In the previous example, we only specified a surface direction and this was enough to form a reasonable basis. However, we explicitly want to orient the stacking fault to move in (110). To do this, we specify a glide_direction, which specifies the miller indices of the y direction of the cell.

surface = StackingFault(alat, surface_direction=(0, 0, 1), glide_direction=(1, 1, 0),
                        crystalstructure="fcc", symbol="Al")

We will generate our stacking fault images using Method 2 described above, which is the fully periodic scheme using cell moves. This is activated using the cell_move=True argument of generate_images.

In the gamma surface example, there was very little distance between the stacking fault and the free surface. Normally, we aim to approximate gamma surfaces surrounded by lots of bulk in some way, so this approach leaves lots of room to improvement. We can extend the cell in the z direction using z_reps, which will move the periodic images of the surface apart. The images are purposefully kept very small in these examples for both speed and ease of visualisation, but in practice this should be set based on a convergence criterion.

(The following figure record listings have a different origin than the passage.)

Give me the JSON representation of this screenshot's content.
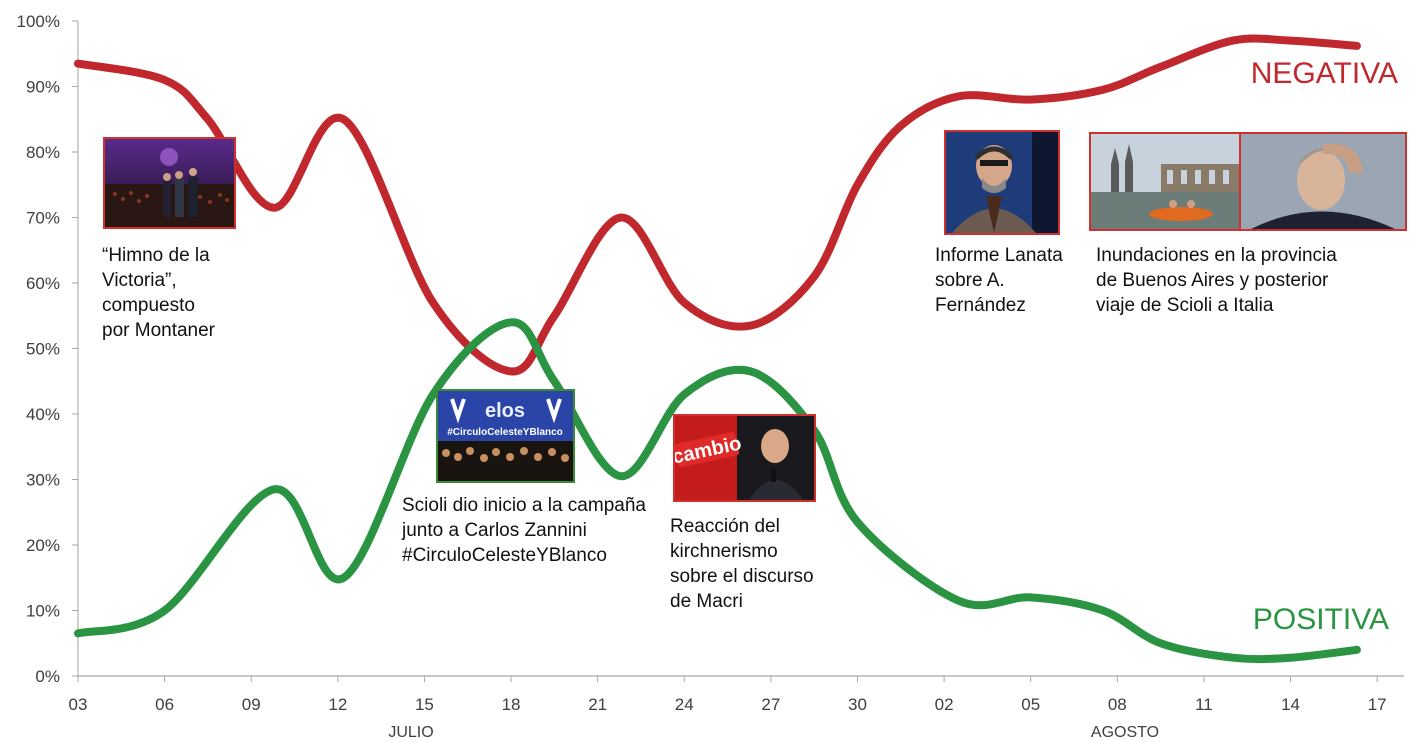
{
  "chart_data": {
    "type": "line",
    "y_ticks": [
      "0%",
      "10%",
      "20%",
      "30%",
      "40%",
      "50%",
      "60%",
      "70%",
      "80%",
      "90%",
      "100%"
    ],
    "ylim": [
      0,
      100
    ],
    "x_ticks": [
      "03",
      "06",
      "09",
      "12",
      "15",
      "18",
      "21",
      "24",
      "27",
      "30",
      "02",
      "05",
      "08",
      "11",
      "14",
      "17"
    ],
    "months": [
      "JULIO",
      "AGOSTO"
    ],
    "series": [
      {
        "name": "NEGATIVA",
        "color": "#c0282d",
        "x": [
          3,
          6,
          7.5,
          9.8,
          12.2,
          15.3,
          18,
          19.5,
          21.8,
          24,
          26.3,
          28.5,
          30,
          31.5,
          33.5,
          36,
          38.5,
          40.5,
          43,
          45,
          47.3
        ],
        "values": [
          93.5,
          91,
          85,
          71.5,
          85,
          57,
          46.5,
          55,
          70,
          57,
          53.5,
          61,
          75,
          84,
          88.5,
          88,
          89.5,
          93,
          97,
          97,
          96.2
        ]
      },
      {
        "name": "POSITIVA",
        "color": "#2a9443",
        "x": [
          3,
          6,
          9.8,
          12.2,
          15.3,
          18,
          19.5,
          21.8,
          24,
          26.3,
          28.5,
          30,
          33.5,
          36,
          38.5,
          40.5,
          43,
          45,
          47.3
        ],
        "values": [
          6.5,
          10,
          28.5,
          15,
          43,
          54,
          45,
          30.5,
          43,
          46.5,
          37.5,
          23.5,
          11.5,
          12,
          10,
          5,
          2.8,
          2.8,
          4
        ]
      }
    ]
  },
  "annotations": {
    "himno": "“Himno de la\nVictoria”,\ncompuesto\npor Montaner",
    "scioli": "Scioli dio inicio a la campaña\njunto a Carlos Zannini\n#CirculoCelesteYBlanco",
    "reaccion": "Reacción del\nkirchnerismo\nsobre el discurso\nde Macri",
    "lanata": "Informe Lanata\nsobre A.\nFernández",
    "inundaciones": "Inundaciones en la provincia\nde Buenos Aires y posterior\nviaje de Scioli a Italia"
  },
  "photo_captions": {
    "scioli_top": "elos",
    "scioli_hashtag": "#CirculoCelesteYBlanco",
    "cambio": "cambio"
  }
}
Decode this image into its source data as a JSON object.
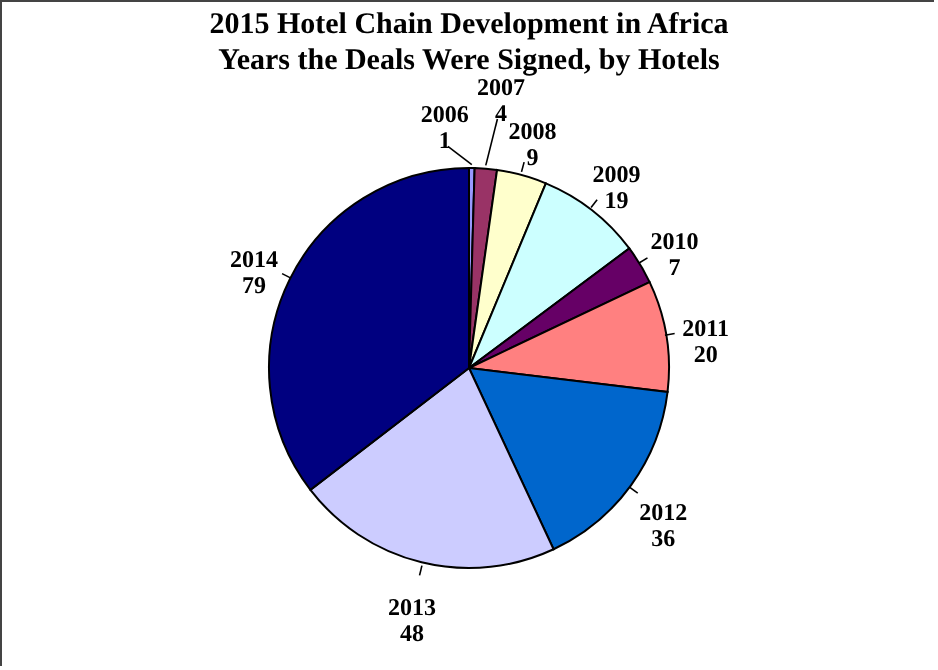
{
  "chart_data": {
    "type": "pie",
    "title": "2015 Hotel Chain Development in Africa",
    "subtitle": "Years the Deals Were Signed, by Hotels",
    "categories": [
      "2006",
      "2007",
      "2008",
      "2009",
      "2010",
      "2011",
      "2012",
      "2013",
      "2014"
    ],
    "values": [
      1,
      4,
      9,
      19,
      7,
      20,
      36,
      48,
      79
    ],
    "colors": [
      "#9999ff",
      "#993366",
      "#ffffcc",
      "#ccffff",
      "#660066",
      "#ff8080",
      "#0066cc",
      "#ccccff",
      "#000080"
    ],
    "data_labels": true,
    "legend": false
  }
}
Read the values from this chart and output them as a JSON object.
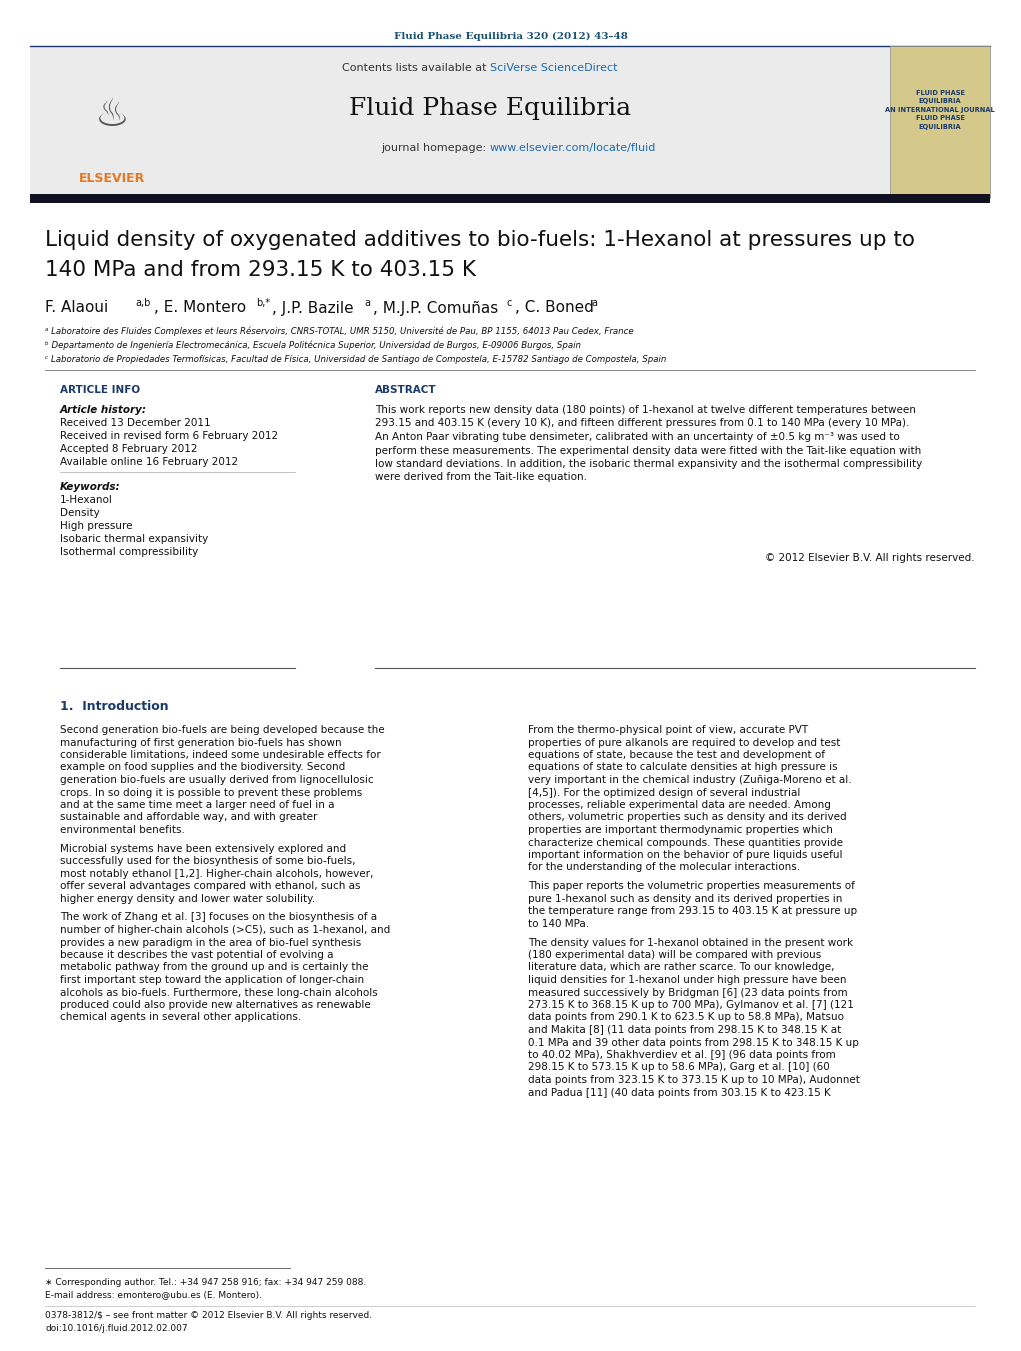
{
  "page_width": 10.21,
  "page_height": 13.51,
  "dpi": 100,
  "bg_color": "#ffffff",
  "journal_ref": "Fluid Phase Equilibria 320 (2012) 43–48",
  "journal_ref_color": "#1a5276",
  "journal_name": "Fluid Phase Equilibria",
  "journal_homepage_url": "www.elsevier.com/locate/fluid",
  "title_line1": "Liquid density of oxygenated additives to bio-fuels: 1-Hexanol at pressures up to",
  "title_line2": "140 MPa and from 293.15 K to 403.15 K",
  "affil_a": "ᵃ Laboratoire des Fluides Complexes et leurs Réservoirs, CNRS-TOTAL, UMR 5150, Université de Pau, BP 1155, 64013 Pau Cedex, France",
  "affil_b": "ᵇ Departamento de Ingeniería Electromecánica, Escuela Politécnica Superior, Universidad de Burgos, E-09006 Burgos, Spain",
  "affil_c": "ᶜ Laboratorio de Propiedades Termofísicas, Facultad de Física, Universidad de Santiago de Compostela, E-15782 Santiago de Compostela, Spain",
  "article_info_header": "ARTICLE INFO",
  "abstract_header": "ABSTRACT",
  "article_history_label": "Article history:",
  "received": "Received 13 December 2011",
  "received_revised": "Received in revised form 6 February 2012",
  "accepted": "Accepted 8 February 2012",
  "available": "Available online 16 February 2012",
  "keywords_label": "Keywords:",
  "keywords": [
    "1-Hexanol",
    "Density",
    "High pressure",
    "Isobaric thermal expansivity",
    "Isothermal compressibility"
  ],
  "abstract_text": "This work reports new density data (180 points) of 1-hexanol at twelve different temperatures between\n293.15 and 403.15 K (every 10 K), and fifteen different pressures from 0.1 to 140 MPa (every 10 MPa).\nAn Anton Paar vibrating tube densimeter, calibrated with an uncertainty of ±0.5 kg m⁻³ was used to\nperform these measurements. The experimental density data were fitted with the Tait-like equation with\nlow standard deviations. In addition, the isobaric thermal expansivity and the isothermal compressibility\nwere derived from the Tait-like equation.",
  "copyright": "© 2012 Elsevier B.V. All rights reserved.",
  "section1_header": "1.  Introduction",
  "intro_col1": "Second generation bio-fuels are being developed because the manufacturing of first generation bio-fuels has shown considerable limitations, indeed some undesirable effects for example on food supplies and the biodiversity. Second generation bio-fuels are usually derived from lignocellulosic crops. In so doing it is possible to prevent these problems and at the same time meet a larger need of fuel in a sustainable and affordable way, and with greater environmental benefits.\n\n    Microbial systems have been extensively explored and successfully used for the biosynthesis of some bio-fuels, most notably ethanol [1,2]. Higher-chain alcohols, however, offer several advantages compared with ethanol, such as higher energy density and lower water solubility.\n\n    The work of Zhang et al. [3] focuses on the biosynthesis of a number of higher-chain alcohols (>C5), such as 1-hexanol, and provides a new paradigm in the area of bio-fuel synthesis because it describes the vast potential of evolving a metabolic pathway from the ground up and is certainly the first important step toward the application of longer-chain alcohols as bio-fuels. Furthermore, these long-chain alcohols produced could also provide new alternatives as renewable chemical agents in several other applications.",
  "intro_col2": "From the thermo-physical point of view, accurate PVT properties of pure alkanols are required to develop and test equations of state, because the test and development of equations of state to calculate densities at high pressure is very important in the chemical industry (Zuñiga-Moreno et al. [4,5]). For the optimized design of several industrial processes, reliable experimental data are needed. Among others, volumetric properties such as density and its derived properties are important thermodynamic properties which characterize chemical compounds. These quantities provide important information on the behavior of pure liquids useful for the understanding of the molecular interactions.\n\n    This paper reports the volumetric properties measurements of pure 1-hexanol such as density and its derived properties in the temperature range from 293.15 to 403.15 K at pressure up to 140 MPa.\n\n    The density values for 1-hexanol obtained in the present work (180 experimental data) will be compared with previous literature data, which are rather scarce. To our knowledge, liquid densities for 1-hexanol under high pressure have been measured successively by Bridgman [6] (23 data points from 273.15 K to 368.15 K up to 700 MPa), Gylmanov et al. [7] (121 data points from 290.1 K to 623.5 K up to 58.8 MPa), Matsuo and Makita [8] (11 data points from 298.15 K to 348.15 K at 0.1 MPa and 39 other data points from 298.15 K to 348.15 K up to 40.02 MPa), Shakhverdiev et al. [9] (96 data points from 298.15 K to 573.15 K up to 58.6 MPa), Garg et al. [10] (60 data points from 323.15 K to 373.15 K up to 10 MPa), Audonnet and Padua [11] (40 data points from 303.15 K to 423.15 K",
  "footnote_star": "∗ Corresponding author. Tel.: +34 947 258 916; fax: +34 947 259 088.",
  "footnote_email": "E-mail address: emontero@ubu.es (E. Montero).",
  "footnote_copyright": "0378-3812/$ – see front matter © 2012 Elsevier B.V. All rights reserved.",
  "footnote_doi": "doi:10.1016/j.fluid.2012.02.007",
  "elsevier_color": "#e87722",
  "link_color": "#1a6ab5",
  "dark_blue": "#1a3a6b",
  "text_color": "#000000",
  "section_header_color": "#1a3a6b"
}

Instead of having to call both relax_images() and get_energy_densities() ourselves, we can use the relax=True argument of get_energy_densities() to run the relaxation and get the energies in a single line.

images = surface.generate_images(n=17, cell_move=True, z_reps=4)
# Calc not attached, so can pass it here
Es = surface.get_energy_densities(relax=True, calculator=calc) 
/usr/local/lib/python3.10/dist-packages/matscipy/gamma_surface.py:382: FutureWarning: Import UnitCellFilter from ase.filters
  cell_filter = UnitCellFilter(image, mask=cell_constraint_mask)

By default, both the plot_energy_densities() and show(plot_energies=True) methods of the GammaSurface and StackingFaults use energy density units of eV/A\(^2\), but often literature will give numbers in the SI units J/m\(^2\). To convert to SI in the plots, we can use the si=True argument.